The College Football Playoffs picture is beginning to take form, and while many people may disagree on which four teams should be in it as of this week, there are two clear candidates. Alabama’s dynasty continues to shine under the reign of Nick Saban. The Crimson Tide are 8-0 and have won seven of their games by double digits. Their signature defense continues to perform, but the offense has been thriving with Jalen Hurts leading the way. Alabama is ranked number one with good reason. The other obvious playoff candidate is Georgia, who just like Alabama are 8-0 with seven double digit victories. Adding to their resume, they defeated now #5 Notre Dame on the road back in September, proving they are the real deal.

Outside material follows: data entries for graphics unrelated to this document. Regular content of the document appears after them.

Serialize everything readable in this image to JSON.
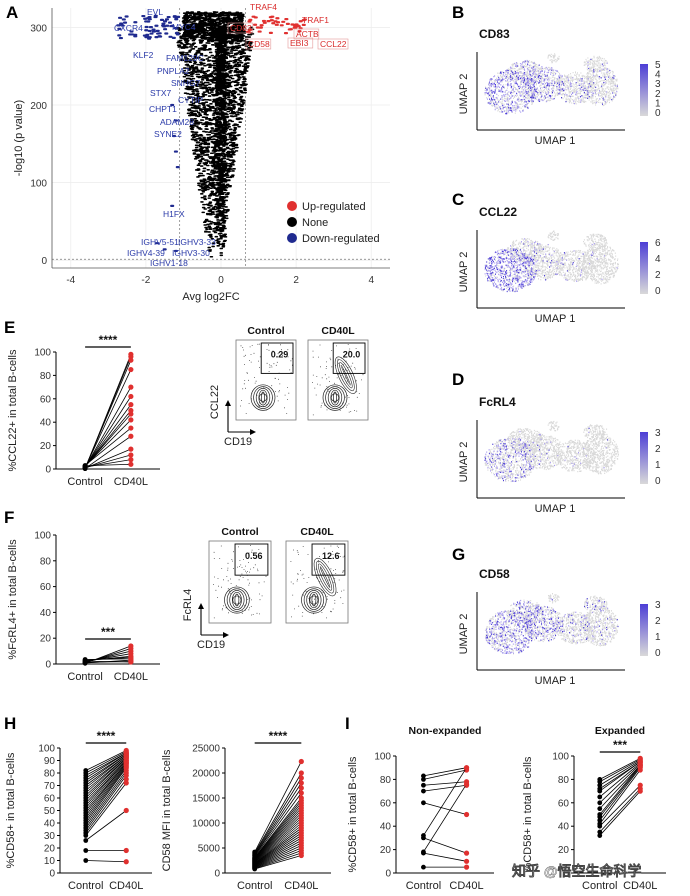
{
  "panels": {
    "A": "A",
    "B": "B",
    "C": "C",
    "D": "D",
    "E": "E",
    "F": "F",
    "G": "G",
    "H": "H",
    "I": "I"
  },
  "colors": {
    "up": "#e0302f",
    "none": "#000000",
    "down": "#1f2a8f",
    "umap_low": "#d9d9d9",
    "umap_high": "#4d3fd6"
  },
  "chart_data": [
    {
      "id": "A",
      "type": "scatter",
      "xlabel": "Avg log2FC",
      "ylabel": "-log10 (p value)",
      "xlim": [
        -4.5,
        4.5
      ],
      "ylim": [
        -10,
        325
      ],
      "xticks": [
        "-4",
        "-2",
        "0",
        "2",
        "4"
      ],
      "yticks": [
        "0",
        "100",
        "200",
        "300"
      ],
      "legend": {
        "placement": "right",
        "entries": [
          "Up-regulated",
          "None",
          "Down-regulated"
        ]
      },
      "up_labels": [
        "TRAF4",
        "TRAF1",
        "CD83",
        "ACTB",
        "CD58",
        "EBI3",
        "CCL22"
      ],
      "down_labels": [
        "EVL",
        "CXCR4",
        "MYC4",
        "KLF2",
        "FAM129C",
        "PNPLA2",
        "SNHG7",
        "STX7",
        "CYTIP",
        "CHPT1",
        "ADAM28",
        "SYNE2",
        "H1FX",
        "IGHV5-51",
        "IGHV3-33",
        "IGHV4-39",
        "IGHV3-30",
        "IGHV1-18"
      ]
    },
    {
      "id": "B",
      "type": "umap",
      "title": "CD83",
      "xlabel": "UMAP 1",
      "ylabel": "UMAP 2",
      "scale": [
        "5",
        "4",
        "3",
        "2",
        "1",
        "0"
      ]
    },
    {
      "id": "C",
      "type": "umap",
      "title": "CCL22",
      "xlabel": "UMAP 1",
      "ylabel": "UMAP 2",
      "scale": [
        "6",
        "4",
        "2",
        "0"
      ]
    },
    {
      "id": "D",
      "type": "umap",
      "title": "FcRL4",
      "xlabel": "UMAP 1",
      "ylabel": "UMAP 2",
      "scale": [
        "3",
        "2",
        "1",
        "0"
      ]
    },
    {
      "id": "G",
      "type": "umap",
      "title": "CD58",
      "xlabel": "UMAP 1",
      "ylabel": "UMAP 2",
      "scale": [
        "3",
        "2",
        "1",
        "0"
      ]
    },
    {
      "id": "E",
      "type": "line",
      "ylabel": "%CCL22+ in total B-cells",
      "categories": [
        "Control",
        "CD40L"
      ],
      "ylim": [
        0,
        100
      ],
      "yticks": [
        "0",
        "20",
        "40",
        "60",
        "80",
        "100"
      ],
      "sig": "****",
      "control": [
        0.3,
        0.5,
        0.8,
        1,
        1.2,
        1.5,
        1.8,
        2,
        2.2,
        2.5,
        3,
        0.4,
        0.6,
        1.1,
        1.6,
        2.8
      ],
      "cd40l": [
        98,
        96,
        93,
        85,
        70,
        62,
        55,
        50,
        47,
        42,
        35,
        28,
        17,
        12,
        8,
        4
      ],
      "flow": {
        "xaxis": "CD19",
        "yaxis": "CCL22",
        "plots": [
          {
            "title": "Control",
            "pct": "0.29"
          },
          {
            "title": "CD40L",
            "pct": "20.0"
          }
        ]
      }
    },
    {
      "id": "F",
      "type": "line",
      "ylabel": "%FcRL4+ in total B-cells",
      "categories": [
        "Control",
        "CD40L"
      ],
      "ylim": [
        0,
        100
      ],
      "yticks": [
        "0",
        "20",
        "40",
        "60",
        "80",
        "100"
      ],
      "sig": "***",
      "control": [
        0.5,
        1,
        1.5,
        2,
        2.5,
        3,
        3.5,
        0.8,
        1.2,
        2.2
      ],
      "cd40l": [
        14,
        12,
        10,
        8,
        6,
        5,
        4,
        3,
        2,
        1.5
      ],
      "flow": {
        "xaxis": "CD19",
        "yaxis": "FcRL4",
        "plots": [
          {
            "title": "Control",
            "pct": "0.56"
          },
          {
            "title": "CD40L",
            "pct": "12.6"
          }
        ]
      }
    },
    {
      "id": "H1",
      "type": "line",
      "ylabel": "%CD58+ in total B-cells",
      "categories": [
        "Control",
        "CD40L"
      ],
      "ylim": [
        0,
        100
      ],
      "yticks": [
        "0",
        "10",
        "20",
        "30",
        "40",
        "50",
        "60",
        "70",
        "80",
        "90",
        "100"
      ],
      "sig": "****",
      "control": [
        82,
        80,
        78,
        76,
        74,
        72,
        70,
        68,
        66,
        64,
        62,
        60,
        58,
        56,
        54,
        52,
        50,
        48,
        46,
        44,
        42,
        40,
        38,
        36,
        34,
        32,
        30,
        26,
        18,
        10
      ],
      "cd40l": [
        98,
        97,
        96,
        96,
        95,
        95,
        94,
        94,
        93,
        93,
        92,
        92,
        91,
        90,
        90,
        89,
        88,
        88,
        87,
        86,
        85,
        84,
        82,
        80,
        78,
        75,
        72,
        50,
        18,
        9
      ]
    },
    {
      "id": "H2",
      "type": "line",
      "ylabel": "CD58 MFI in total B-cells",
      "categories": [
        "Control",
        "CD40L"
      ],
      "ylim": [
        0,
        25000
      ],
      "yticks": [
        "0",
        "5000",
        "10000",
        "15000",
        "20000",
        "25000"
      ],
      "sig": "****",
      "control": [
        4200,
        4000,
        3800,
        3600,
        3500,
        3300,
        3100,
        3000,
        2900,
        2800,
        2700,
        2600,
        2500,
        2400,
        2300,
        2200,
        2100,
        2000,
        1900,
        1800,
        1700,
        1600,
        1500,
        1400,
        1300,
        1200,
        1100,
        1000,
        900,
        800
      ],
      "cd40l": [
        22300,
        20000,
        19000,
        18000,
        17000,
        16000,
        15000,
        14500,
        14000,
        13500,
        13000,
        12500,
        12000,
        11500,
        11000,
        10500,
        10000,
        9500,
        9000,
        8500,
        8000,
        7500,
        7000,
        6500,
        6000,
        5500,
        5000,
        4500,
        4000,
        3500
      ]
    },
    {
      "id": "I1",
      "type": "line",
      "title": "Non-expanded",
      "ylabel": "%CD58+ in total B-cells",
      "categories": [
        "Control",
        "CD40L"
      ],
      "ylim": [
        0,
        100
      ],
      "yticks": [
        "0",
        "20",
        "40",
        "60",
        "80",
        "100"
      ],
      "control": [
        83,
        80,
        75,
        70,
        60,
        32,
        30,
        18,
        17,
        5
      ],
      "cd40l": [
        90,
        88,
        78,
        75,
        50,
        90,
        17,
        76,
        10,
        5
      ]
    },
    {
      "id": "I2",
      "type": "line",
      "title": "Expanded",
      "ylabel": "%CD58+ in total B-cells",
      "categories": [
        "Control",
        "CD40L"
      ],
      "ylim": [
        0,
        100
      ],
      "yticks": [
        "0",
        "20",
        "40",
        "60",
        "80",
        "100"
      ],
      "sig": "***",
      "control": [
        80,
        78,
        75,
        72,
        70,
        65,
        60,
        55,
        50,
        48,
        45,
        42,
        40,
        35,
        32
      ],
      "cd40l": [
        98,
        97,
        96,
        95,
        95,
        94,
        93,
        92,
        92,
        91,
        90,
        88,
        75,
        72,
        70
      ]
    }
  ],
  "watermark": "知乎 @悟空生命科学"
}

So who else makes the four team cut? With two spots taken, arguments can be made for many teams. The Big Ten boasts three top ten teams in undefeated Wisconsin and 7-1 giants Ohio State and Penn State. The defending champion Clemson Tigers are 7-1 in the ACC with their only loss coming on the road after losing their starting QB during the game. The U is back and Miami is 8-0. Notre Dame has been gaining steam ever since falling to Georgia at home and is now 7-1. Oklahoma and Oklahoma State are both 7-1 heading into this week’s rivalry matchup. Out West, Washington is 7-1 in the PAC 12. The list could continue, but the point is clear; picking four teams for playoffs is too difficult.
By the time the regular season and conference championships are over, the picture will be less fuzzy, that is true. But in a sport with hundreds of teams and multiple conferences, you can’t just let records and standings speak for themselves. Experts and analysts have all kinds of different ways that they break down teams and figure out who they believe belongs in the top four by the end of the year, but it seems like an awful lot of work for something that will be controversial pretty much every time. Four teams is a bit too exclusive, and leaves fans wondering “what if?” about teams that just barely miss the cut. So why not simplify the entire ordeal by expanding the playoffs?

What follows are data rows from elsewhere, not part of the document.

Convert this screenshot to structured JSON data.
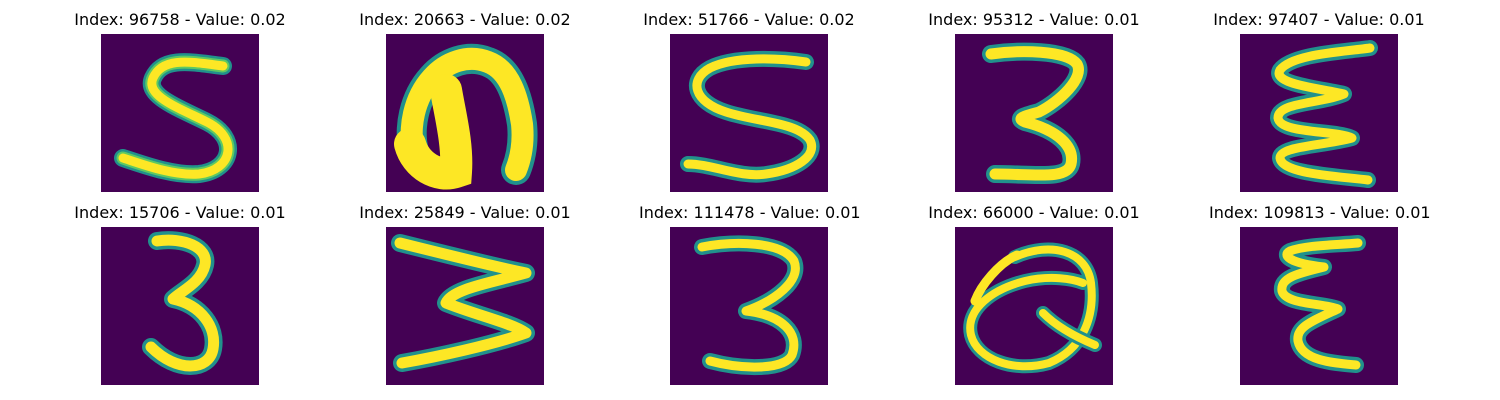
{
  "colors": {
    "background": "#440154",
    "stroke_core": "#fde725",
    "stroke_edge": "#21918c",
    "stroke_mid": "#5ec962"
  },
  "panels": [
    {
      "title": "Index: 96758 - Value: 0.02",
      "glyph": "5"
    },
    {
      "title": "Index: 20663 - Value: 0.02",
      "glyph": "n"
    },
    {
      "title": "Index: 51766 - Value: 0.02",
      "glyph": "5"
    },
    {
      "title": "Index: 95312 - Value: 0.01",
      "glyph": "3"
    },
    {
      "title": "Index: 97407 - Value: 0.01",
      "glyph": "ε"
    },
    {
      "title": "Index: 15706 - Value: 0.01",
      "glyph": "3"
    },
    {
      "title": "Index: 25849 - Value: 0.01",
      "glyph": "3"
    },
    {
      "title": "Index: 111478 - Value: 0.01",
      "glyph": "3"
    },
    {
      "title": "Index: 66000 - Value: 0.01",
      "glyph": "Q"
    },
    {
      "title": "Index: 109813 - Value: 0.01",
      "glyph": "ε"
    }
  ]
}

The small scale expansion to eight teams may be the easiest way to handle it. The athletes would only have to play one more potential game and figuring out all the logistics of where games will be played and what not would not be all that difficult. But why even stop at eight? March Madness is one of the most wonderful times of the year because everyone loves to see the chaos of 64+ teams battling their way round by round towards a championship. With such a physically demanding sport like football 64 teams would be a bit much, but if possible, the NCAA could make their playoffs a 16 team tournament.
With 16 teams involved, there will be no chance that a real contender misses out. If your team is not in the top 16, there is good reason for it. An expanded playoff would make for more upsets and an evened out playing field. There would be no missing out by teams that may have had a chance like Penn State, Wisconsin and USC last year. Everyone deserving of a chance would get one, and fans would get exactly what they want: more football. It seems like a no brainer to expand the playoff system and rumors about doing so have been murmured about since the playoffs were first introduced in 2014.
Hopefully in the next few years we will see changes made, but for now, we will have to live with the four team system and see how things pan out over the next month and a half. Top ranked teams will have to keep clawing their way to victories, and running up the score when they can — whatever it takes to impress the selection committee.